GMM Prototypical Replay balances anti-forgetting and privacy: By storing class-conditional Gaussian parameters instead of original adversarial samples, it is memory-efficient and privacy-friendly. This sample-free replay paradigm can be adapted to any feature-level continual learning.
Automatic domain reweighting in MDB: The min-max variance penalty provides gradients that automatically adjust weights based on a domain's deviation from the mean. It is lightweight, linear in complexity, and theoretically grounded for multi-domain balancing.

Limitations & Future Work¶

The three components introduce several hyperparameters ($\lambda_1, \lambda_2, \rho, \varepsilon_k$ etc.). While suggested values and $\lambda_1/\lambda_2$ analyses are provided, full sensitivity disclosure (especially for $\rho$ and ADM iteration steps) is limited.
The quality of GMM Prototypical Replay depends on the stability of the feature space. Whether old domain GMMs can reliably reconstruct old robustness remains questionable if feature distributions shift drastically between attack domains ⚠️.
Experiments focus on ResNet-50 and classification benchmarks (ImageNet-1K, CIFAR-100).
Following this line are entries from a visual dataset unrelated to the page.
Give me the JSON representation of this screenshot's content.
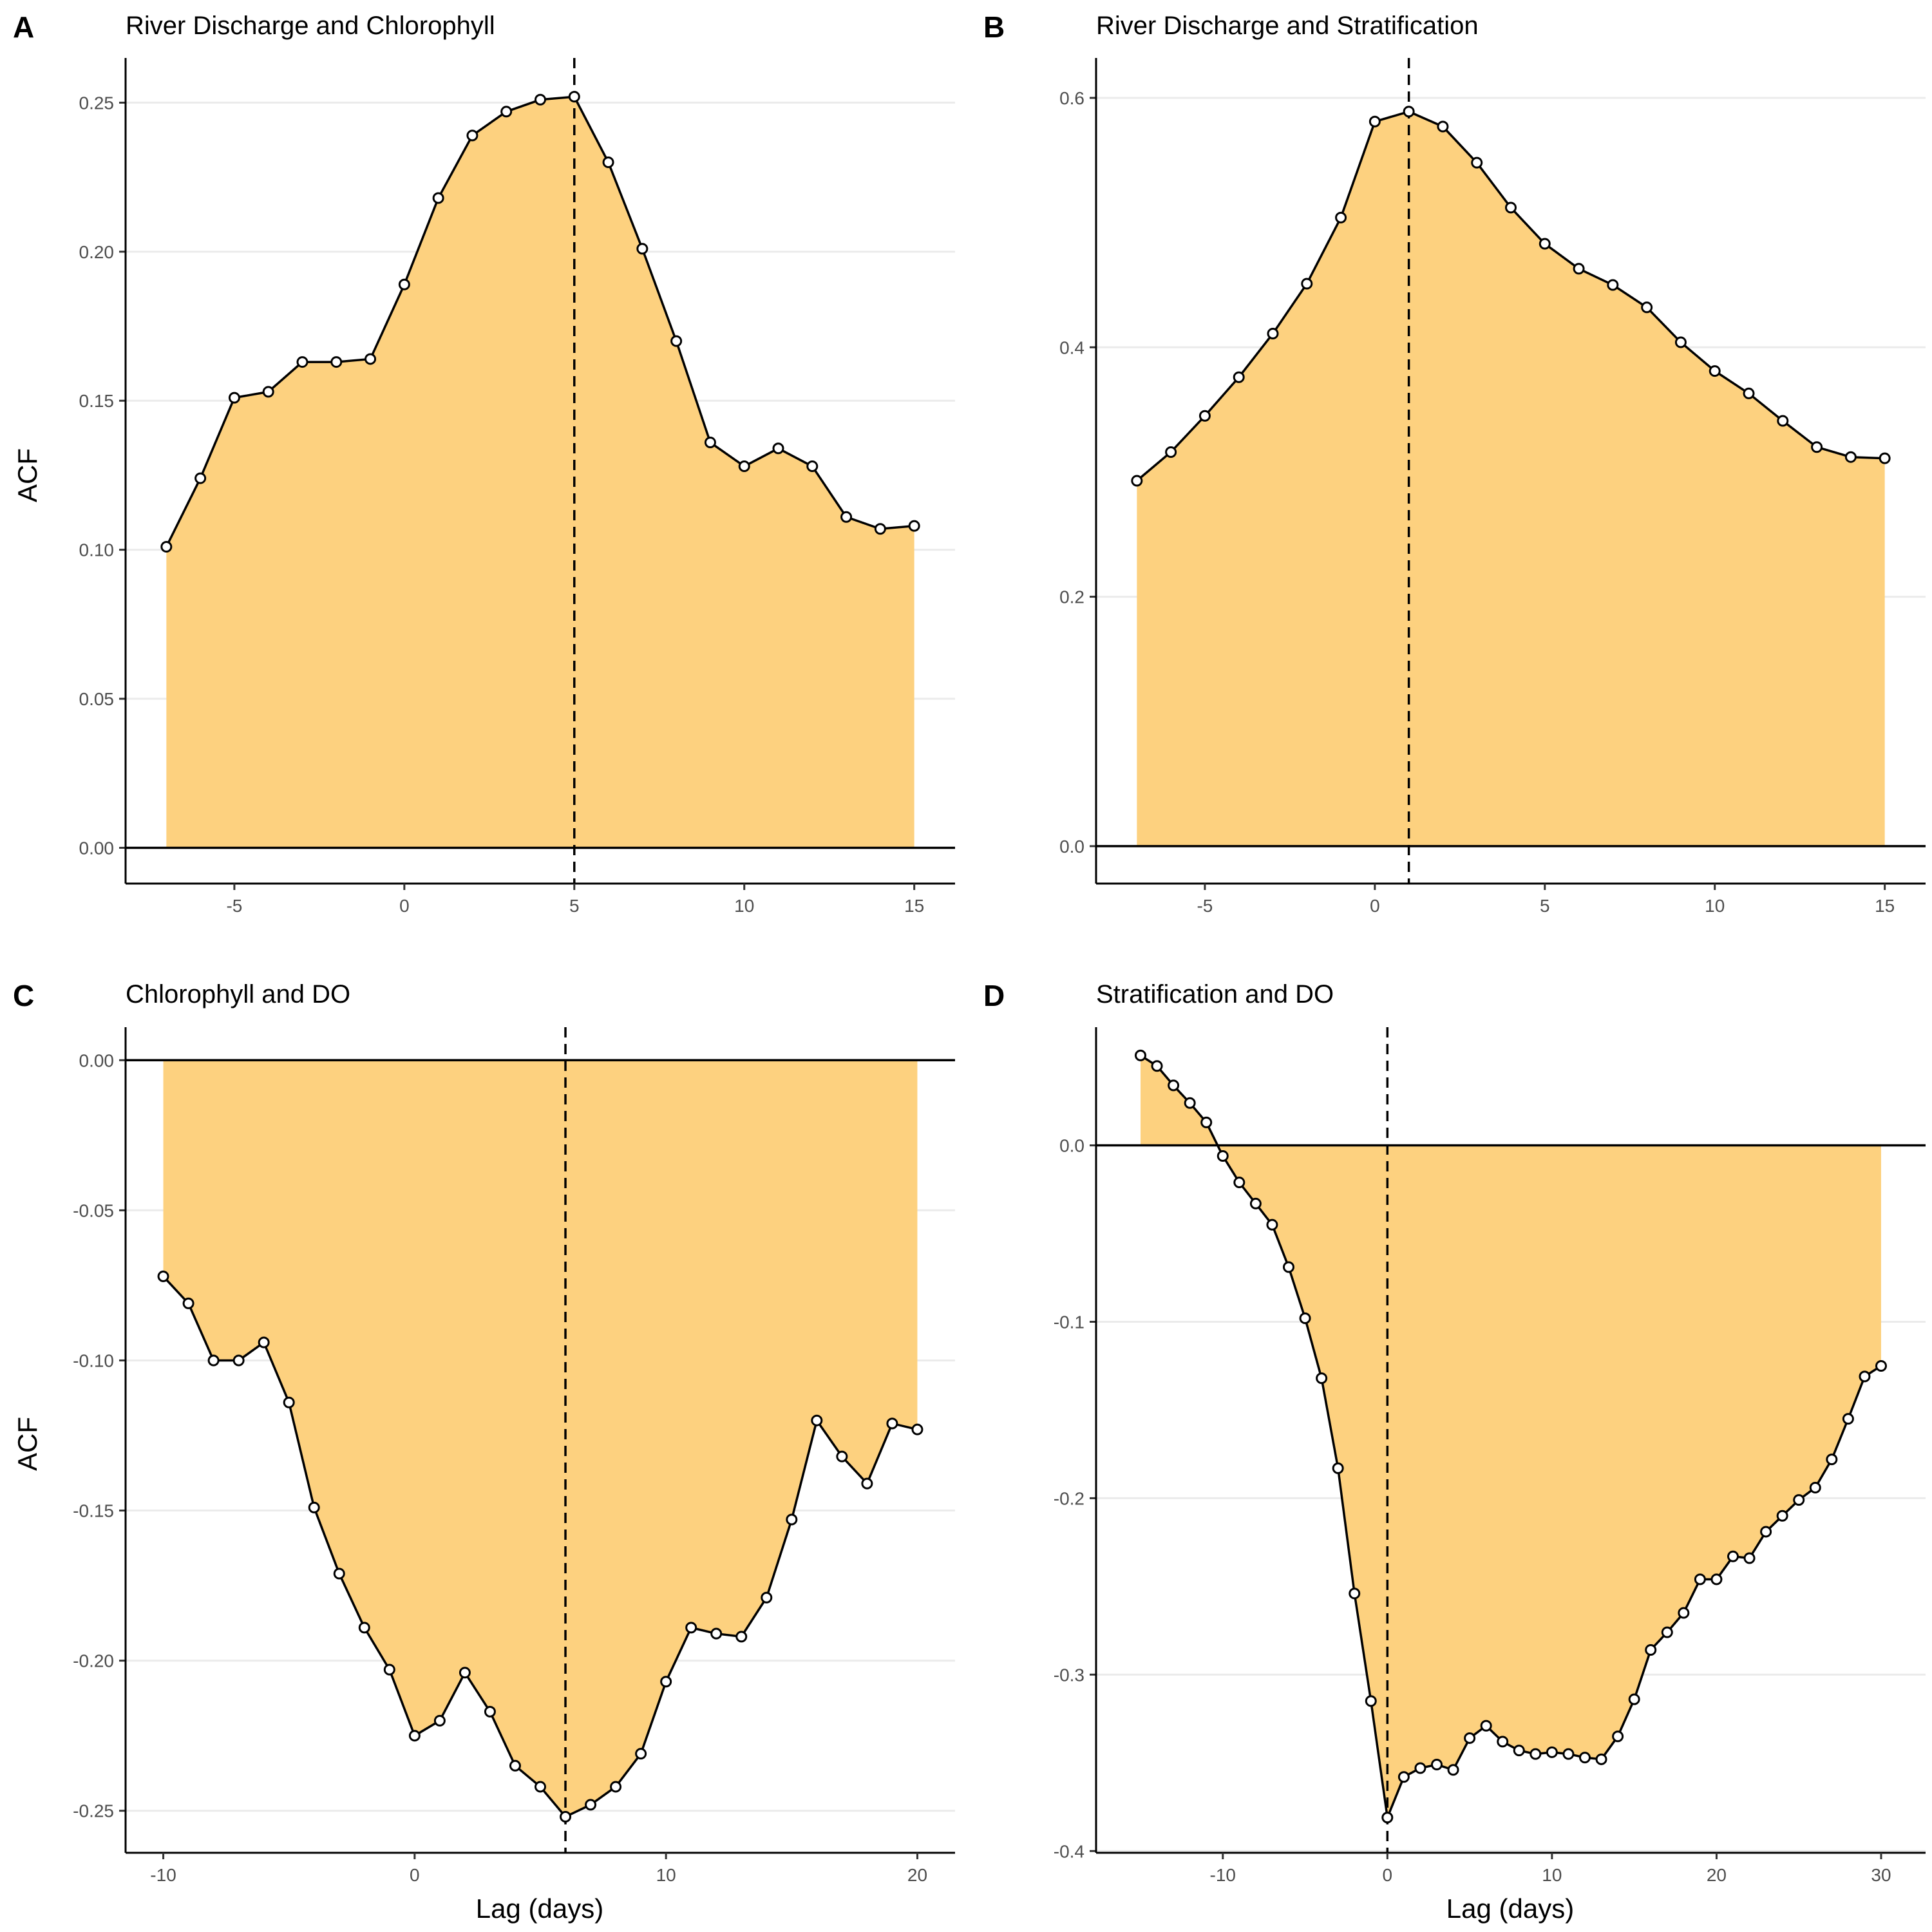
{
  "chart_data": [
    {
      "panel": "A",
      "type": "area",
      "title": "River Discharge and Chlorophyll",
      "xlabel": "",
      "ylabel": "ACF",
      "xlim": [
        -8.2,
        16.2
      ],
      "ylim": [
        -0.012,
        0.265
      ],
      "xticks": [
        -5,
        0,
        5,
        10,
        15
      ],
      "xtick_labels": [
        "-5",
        "0",
        "5",
        "10",
        "15"
      ],
      "yticks": [
        0,
        0.05,
        0.1,
        0.15,
        0.2,
        0.25
      ],
      "ytick_labels": [
        "0.00",
        "0.05",
        "0.10",
        "0.15",
        "0.20",
        "0.25"
      ],
      "vline": 5,
      "x": [
        -7,
        -6,
        -5,
        -4,
        -3,
        -2,
        -1,
        0,
        1,
        2,
        3,
        4,
        5,
        6,
        7,
        8,
        9,
        10,
        11,
        12,
        13,
        14,
        15
      ],
      "y": [
        0.101,
        0.124,
        0.151,
        0.153,
        0.163,
        0.163,
        0.164,
        0.189,
        0.218,
        0.239,
        0.247,
        0.251,
        0.252,
        0.23,
        0.201,
        0.17,
        0.136,
        0.128,
        0.134,
        0.128,
        0.111,
        0.107,
        0.108
      ],
      "grid": "horizontal"
    },
    {
      "panel": "B",
      "type": "area",
      "title": "River Discharge and Stratification",
      "xlabel": "",
      "ylabel": "",
      "xlim": [
        -8.2,
        16.2
      ],
      "ylim": [
        -0.03,
        0.632
      ],
      "xticks": [
        -5,
        0,
        5,
        10,
        15
      ],
      "xtick_labels": [
        "-5",
        "0",
        "5",
        "10",
        "15"
      ],
      "yticks": [
        0,
        0.2,
        0.4,
        0.6
      ],
      "ytick_labels": [
        "0.0",
        "0.2",
        "0.4",
        "0.6"
      ],
      "vline": 1,
      "x": [
        -7,
        -6,
        -5,
        -4,
        -3,
        -2,
        -1,
        0,
        1,
        2,
        3,
        4,
        5,
        6,
        7,
        8,
        9,
        10,
        11,
        12,
        13,
        14,
        15
      ],
      "y": [
        0.293,
        0.316,
        0.345,
        0.376,
        0.411,
        0.451,
        0.504,
        0.581,
        0.589,
        0.577,
        0.548,
        0.512,
        0.483,
        0.463,
        0.45,
        0.432,
        0.404,
        0.381,
        0.363,
        0.341,
        0.32,
        0.312,
        0.311
      ],
      "grid": "horizontal"
    },
    {
      "panel": "C",
      "type": "area",
      "title": "Chlorophyll and DO",
      "xlabel": "Lag (days)",
      "ylabel": "ACF",
      "xlim": [
        -11.5,
        21.5
      ],
      "ylim": [
        -0.264,
        0.011
      ],
      "xticks": [
        -10,
        0,
        10,
        20
      ],
      "xtick_labels": [
        "-10",
        "0",
        "10",
        "20"
      ],
      "yticks": [
        -0.25,
        -0.2,
        -0.15,
        -0.1,
        -0.05,
        0
      ],
      "ytick_labels": [
        "-0.25",
        "-0.20",
        "-0.15",
        "-0.10",
        "-0.05",
        "0.00"
      ],
      "vline": 6,
      "x": [
        -10,
        -9,
        -8,
        -7,
        -6,
        -5,
        -4,
        -3,
        -2,
        -1,
        0,
        1,
        2,
        3,
        4,
        5,
        6,
        7,
        8,
        9,
        10,
        11,
        12,
        13,
        14,
        15,
        16,
        17,
        18,
        19,
        20
      ],
      "y": [
        -0.072,
        -0.081,
        -0.1,
        -0.1,
        -0.094,
        -0.114,
        -0.149,
        -0.171,
        -0.189,
        -0.203,
        -0.225,
        -0.22,
        -0.204,
        -0.217,
        -0.235,
        -0.242,
        -0.252,
        -0.248,
        -0.242,
        -0.231,
        -0.207,
        -0.189,
        -0.191,
        -0.192,
        -0.179,
        -0.153,
        -0.12,
        -0.132,
        -0.141,
        -0.121,
        -0.123
      ],
      "grid": "horizontal"
    },
    {
      "panel": "D",
      "type": "area",
      "title": "Stratification and DO",
      "xlabel": "Lag (days)",
      "ylabel": "",
      "xlim": [
        -17.7,
        32.7
      ],
      "ylim": [
        -0.401,
        0.067
      ],
      "xticks": [
        -10,
        0,
        10,
        20,
        30
      ],
      "xtick_labels": [
        "-10",
        "0",
        "10",
        "20",
        "30"
      ],
      "yticks": [
        -0.4,
        -0.3,
        -0.2,
        -0.1,
        0
      ],
      "ytick_labels": [
        "-0.4",
        "-0.3",
        "-0.2",
        "-0.1",
        "0.0"
      ],
      "vline": 0,
      "x": [
        -15,
        -14,
        -13,
        -12,
        -11,
        -10,
        -9,
        -8,
        -7,
        -6,
        -5,
        -4,
        -3,
        -2,
        -1,
        0,
        1,
        2,
        3,
        4,
        5,
        6,
        7,
        8,
        9,
        10,
        11,
        12,
        13,
        14,
        15,
        16,
        17,
        18,
        19,
        20,
        21,
        22,
        23,
        24,
        25,
        26,
        27,
        28,
        29,
        30
      ],
      "y": [
        0.051,
        0.045,
        0.034,
        0.024,
        0.013,
        -0.006,
        -0.021,
        -0.033,
        -0.045,
        -0.069,
        -0.098,
        -0.132,
        -0.183,
        -0.254,
        -0.315,
        -0.381,
        -0.358,
        -0.353,
        -0.351,
        -0.354,
        -0.336,
        -0.329,
        -0.338,
        -0.343,
        -0.345,
        -0.344,
        -0.345,
        -0.347,
        -0.348,
        -0.335,
        -0.314,
        -0.286,
        -0.276,
        -0.265,
        -0.246,
        -0.246,
        -0.233,
        -0.234,
        -0.219,
        -0.21,
        -0.201,
        -0.194,
        -0.178,
        -0.155,
        -0.131,
        -0.125
      ],
      "grid": "horizontal"
    }
  ]
}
Scalability to Transformer backbones or more complex tasks like detection/segmentation is not yet verified.
The setting assumes a shared class space $C$ across domains; the framework would need adaptation if newer attacks involve class space changes (Open-World).

vs. SSEAT (Self-Evolving Continual Adversarial Defense): SSEAT relies on adversarial replay and consistency regularization for new attacks but assumes sufficient data. In a 10-shot comparison, ours leads in long-sequence FGSM (39.61 vs 35.19) and Clean accuracy (58.45 vs 48.04), showing SSEAT suffers more from forgetting in few-shot settings.
vs. Gradient Projection methods (Ru et al.): Those methods orthogonally constrain new task gradients to preserve old robustness. Ours uses MDB's variance penalty for multi-domain balancing and supplements this with GMM replay for old domain information rather than just constraining gradient directions.
vs. Traditional Adversarial Training (PGD-AT, AWP, AFD): These are single-stage static defenses that struggle with evolving threats. Ours is a continual few-shot setting and improves the cross-norm UNION (worst-case robustness) from AFD's 22.43 to 28.24.

Rating¶

Novelty: ⭐⭐⭐⭐ First to propose the FS-CAT setting; components include theoretical propositions; the problem definition is pioneering.
Experimental Thoroughness: ⭐⭐⭐⭐ Multiple attack sequences, cross-norm, unseen attack/corruption generalization, multiple seeds; comprehensive coverage.
Writing Quality: ⭐⭐⭐⭐ Two challenges map clearly to three components; logical flow; propositions provide theoretical grounding.
Value: ⭐⭐⭐⭐ Few-shot continual adversarial defense aligns with real-world deployment constraints; open-source code enhances reproducibility.